Every day, researchers add hundreds of new papers to ArXiv, the massive public database of scientific writing and research.
And with each new work, a special detection system goes hunting through ArXiv for bits of text it has seen before. How it works: An algorithm takes what ArXiv founder Paul Ginsparg calls a "textual ﬁngerprint" of each incoming document, then compares that fingerprint to all the other fingerprints in the database. "The algorithm is such that it can compare over 500 new articles per day to the roughly 1 million already in the database in a matter of seconds," Ginsparg told me in an email.
And matches pop up routinely. About 3 percent of monthly submissions—around 250 papers—are flagged for re-used text. That adds up to thousands of papers per year. Ginsparg wanted to learn more about what, exactly, was going on. So he and a colleague recently examined text re-use among hundreds of thousands of papers posted to ArXiv over a period of two decades. (Naturally, their findings are themselves available via the database.)
Ginsparg and co-author Daniel Citron started with some basic questions. Where in the world did researchers most often copy the work of others? And how often were people straight-up plagiarizing versus quoting heavily—but still citing—someone else's stuff? What they found surprised them. For one thing, many of the researchers who re-used a significant amount of text from others seemed to make up little sub-communities of authors who all frequently cited one another. It's difficult to know what to make of these networks, Ginsparg said.
"It's not high-quality research, usually 'under the radar,'" he told me. "Sometimes it's out-of-the-mainstream researchers (developing world, etc.) doing the best that they can. Other times, it's so extreme, the impression is they're being consciously duplicitous to pad publication records."
There's perhaps some reassurance in the finding that the papers that re-use text the most tend to be cited by others the least. In other words, the works that re-use the most text aren't the most influential, Ginsparg found. But this inverse relationship may also signal that some serial text re-users are getting away with intellectual theft.
Of course, not all text re-use is wrong. (Consider the form of text re-use in this article: I'm quoting from Ginsparg's paper.) But Ginsparg reminded me that the threshold ArXiv uses for flagging work is "incredibly lenient," allowing for as much as 20 percent self-copying from previous articles, or "multiple sentences verbatim before being flagged" for re-using the text from another person's work, he said. A paper that was flagged this week, for instance, included "multiple paragraphs verbatim each from at least 10 different sources by other authors," Ginsparg said. "It's all cited, but still sloppy to copy paragraphs verbatim from other sources."

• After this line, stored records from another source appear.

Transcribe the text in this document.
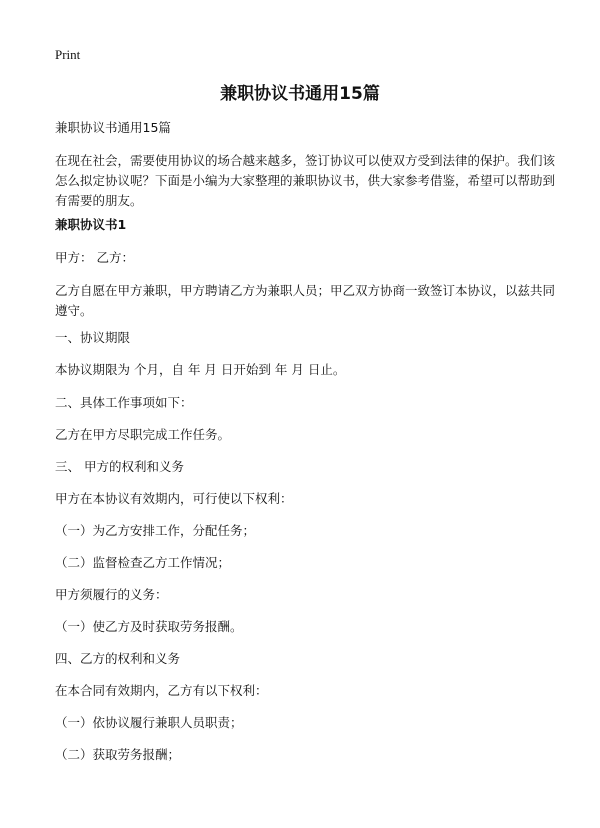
Print
兼职协议书通用15篇

兼职协议书通用15篇

在现在社会，需要使用协议的场合越来越多，签订协议可以使双方受到法律的保护。我们该怎么拟定协议呢？下面是小编为大家整理的兼职协议书，供大家参考借鉴，希望可以帮助到有需要的朋友。

兼职协议书1

甲方： 乙方：

乙方自愿在甲方兼职，甲方聘请乙方为兼职人员；甲乙双方协商一致签订本协议，以兹共同遵守。

一、协议期限

本协议期限为 个月，自 年 月 日开始到 年 月 日止。

二、具体工作事项如下：

乙方在甲方尽职完成工作任务。

三、 甲方的权利和义务

甲方在本协议有效期内，可行使以下权利：

（一）为乙方安排工作，分配任务；

（二）监督检查乙方工作情况；

甲方须履行的义务：

（一）使乙方及时获取劳务报酬。

四、乙方的权利和义务

在本合同有效期内，乙方有以下权利：

（一）依协议履行兼职人员职责；

（二）获取劳务报酬；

Text re-use also seems to happen more in some countries than others, a finding that reflects differences in academic cultures and the likelihood that non-native English speakers may rely more heavily on quoting others when writing in English. But there are several overlapping factors at play. From Ginsparg's paper: "Many students from non-Western cultures had never before heard the word 'plagiarism,' and in some cultures it is considered disrespectful to rewrite another author’s words." (Work originating from the following countries had the highest percentages of flagged submissions: Bangladesh, Belarus, Bulgaria, Colombia, Cyprus, Egypt, Iran, Jordan, Kazakhstan, Kyrgyztan, Latvia, Luxembourg, Micronesia, Moldova, Pakistan, Saudi Arabia, and Uzbekistan.)
There are also cultural differences from one discipline to the next. "For example, in math it is perfectly acceptable to restate a few paragraphs of a theorem without putting it in direct quotes," Ginsparg told me, "whereas
there is no direct analog in physics."
In other cases, researchers justify re-using the work of others based on arbitrary framework. Again, Ginsparg: "I remember once emailing a researcher out of curiosity as to why his intro was taken verbatim from Wikipedia without attribution. His response is still interesting to parse: 'Well if it had been from an article, I certainly would have cited it, but that is not necessary for collectively produced material.'"

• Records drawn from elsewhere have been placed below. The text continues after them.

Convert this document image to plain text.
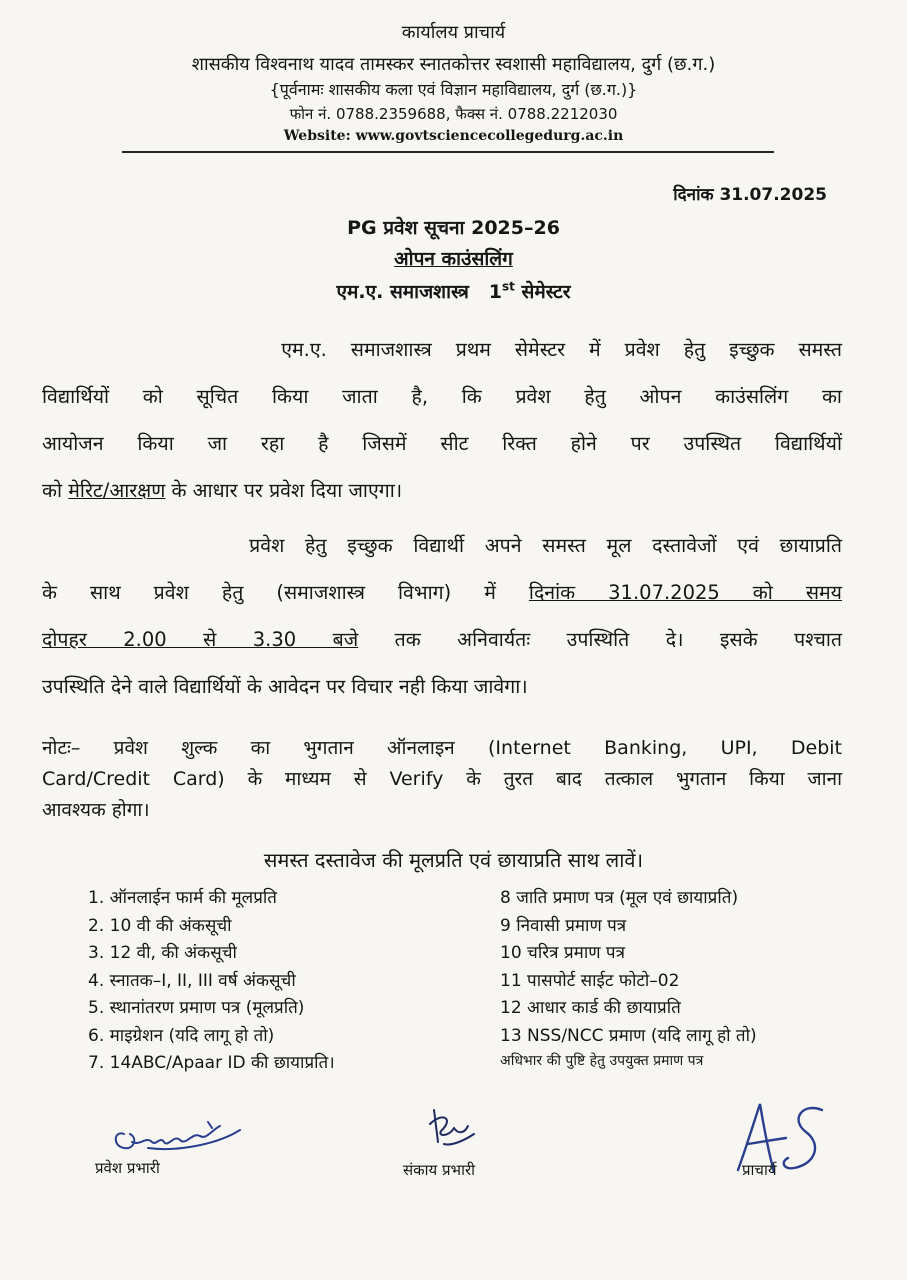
कार्यालय प्राचार्य
शासकीय विश्वनाथ यादव तामस्कर स्नातकोत्तर स्वशासी महाविद्यालय, दुर्ग (छ.ग.)
{पूर्वनामः शासकीय कला एवं विज्ञान महाविद्यालय, दुर्ग (छ.ग.)}
फोन नं. 0788.2359688, फैक्स नं. 0788.2212030
Website: www.govtsciencecollegedurg.ac.in
दिनांक 31.07.2025
PG प्रवेश सूचना 2025–26
ओपन काउंसलिंग
एम.ए. समाजशास्त्र 1st सेमेस्टर
एम.ए. समाजशास्त्र प्रथम सेमेस्टर में प्रवेश हेतु इच्छुक समस्त
विद्यार्थियों को सूचित किया जाता है, कि प्रवेश हेतु ओपन काउंसलिंग का
आयोजन किया जा रहा है जिसमें सीट रिक्त होने पर उपस्थित विद्यार्थियों
को मेरिट/आरक्षण के आधार पर प्रवेश दिया जाएगा।
प्रवेश हेतु इच्छुक विद्यार्थी अपने समस्त मूल दस्तावेजों एवं छायाप्रति
के साथ प्रवेश हेतु (समाजशास्त्र विभाग) में दिनांक 31.07.2025 को समय
दोपहर 2.00 से 3.30 बजे तक अनिवार्यतः उपस्थिति दे। इसके पश्चात
उपस्थिति देने वाले विद्यार्थियों के आवेदन पर विचार नही किया जावेगा।
नोटः– प्रवेश शुल्क का भुगतान ऑनलाइन (Internet Banking, UPI, Debit
Card/Credit Card) के माध्यम से Verify के तुरत बाद तत्काल भुगतान किया जाना
आवश्यक होगा।
समस्त दस्तावेज की मूलप्रति एवं छायाप्रति साथ लावें।
1. ऑनलाईन फार्म की मूलप्रति
2. 10 वी की अंकसूची
3. 12 वी, की अंकसूची
4. स्नातक–I, II, III वर्ष अंकसूची
5. स्थानांतरण प्रमाण पत्र (मूलप्रति)
6. माइग्रेशन (यदि लागू हो तो)
7. 14ABC/Apaar ID की छायाप्रति।
8 जाति प्रमाण पत्र (मूल एवं छायाप्रति)
9 निवासी प्रमाण पत्र
10 चरित्र प्रमाण पत्र
11 पासपोर्ट साईट फोटो–02
12 आधार कार्ड की छायाप्रति
13 NSS/NCC प्रमाण (यदि लागू हो तो)
अधिभार की पुष्टि हेतु उपयुक्त प्रमाण पत्र
प्रवेश प्रभारी	संकाय प्रभारी	प्राचार्य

One of the biggest surprises of all was the kind of material people were copying. Text re-use wasn't limited to research. Borrowed phrases pop up all over acknowledgment sections. "How can one not be original enough to figure out how to thank people?" Ginsparg asked.

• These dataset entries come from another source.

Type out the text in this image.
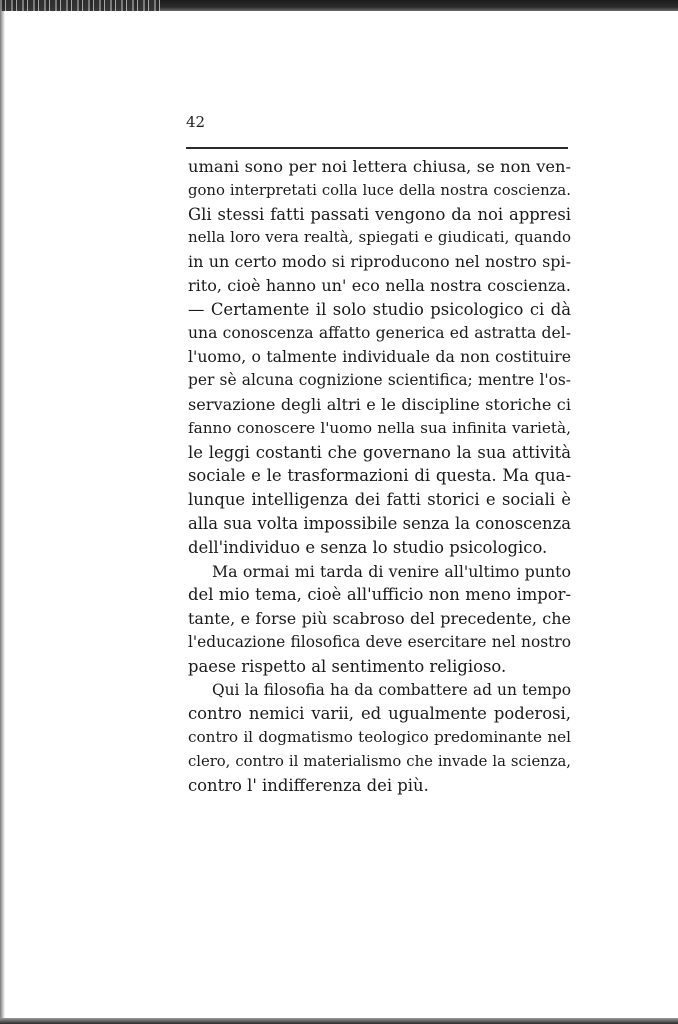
42
umani sono per noi lettera chiusa, se non ven-
gono interpretati colla luce della nostra coscienza.
Gli stessi fatti passati vengono da noi appresi
nella loro vera realtà, spiegati e giudicati, quando
in un certo modo si riproducono nel nostro spi-
rito, cioè hanno un' eco nella nostra coscienza.
— Certamente il solo studio psicologico ci dà
una conoscenza affatto generica ed astratta del-
l'uomo, o talmente individuale da non costituire
per sè alcuna cognizione scientifica; mentre l'os-
servazione degli altri e le discipline storiche ci
fanno conoscere l'uomo nella sua infinita varietà,
le leggi costanti che governano la sua attività
sociale e le trasformazioni di questa. Ma qua-
lunque intelligenza dei fatti storici e sociali è
alla sua volta impossibile senza la conoscenza
dell'individuo e senza lo studio psicologico.
Ma ormai mi tarda di venire all'ultimo punto
del mio tema, cioè all'ufficio non meno impor-
tante, e forse più scabroso del precedente, che
l'educazione filosofica deve esercitare nel nostro
paese rispetto al sentimento religioso.
Qui la filosofia ha da combattere ad un tempo
contro nemici varii, ed ugualmente poderosi,
contro il dogmatismo teologico predominante nel
clero, contro il materialismo che invade la scienza,
contro l' indifferenza dei più.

Consider some of the examples he found, like this acknowledgment:
I cannot describe how indebted I am to my wonderful girlfriend, Amanda, whose love and encouragement will always motivate me to achieve all that I can. I could not have written this thesis without her support; in particular, my peculiar working hours and erratic behaviour towards the end could not have been easy to deal with!
And this one:
I cannot describe how indebted I am to my wonderful wife, Renata, whose love and encouragement will always motivate me to achieve all that I can. I could not have written this thesis without her support; in particular, my peculiar working hours and erratic behaviour towards the end could not have been easy to deal with!
(Using someone else's "thank you" language could lead to problems beyond plagiarism, Ginsparg points out, if a researcher picks up someone else's text, but fails to swap in the name of his or her partner.)
In general, the most prominent writers and researchers are not the ones re-using text—their own or the work of others. "We suspect that such researchers have little interest in retreading the same intellectual territory," Ginsparg wrote, "much less reusing their own or others' material verbatim."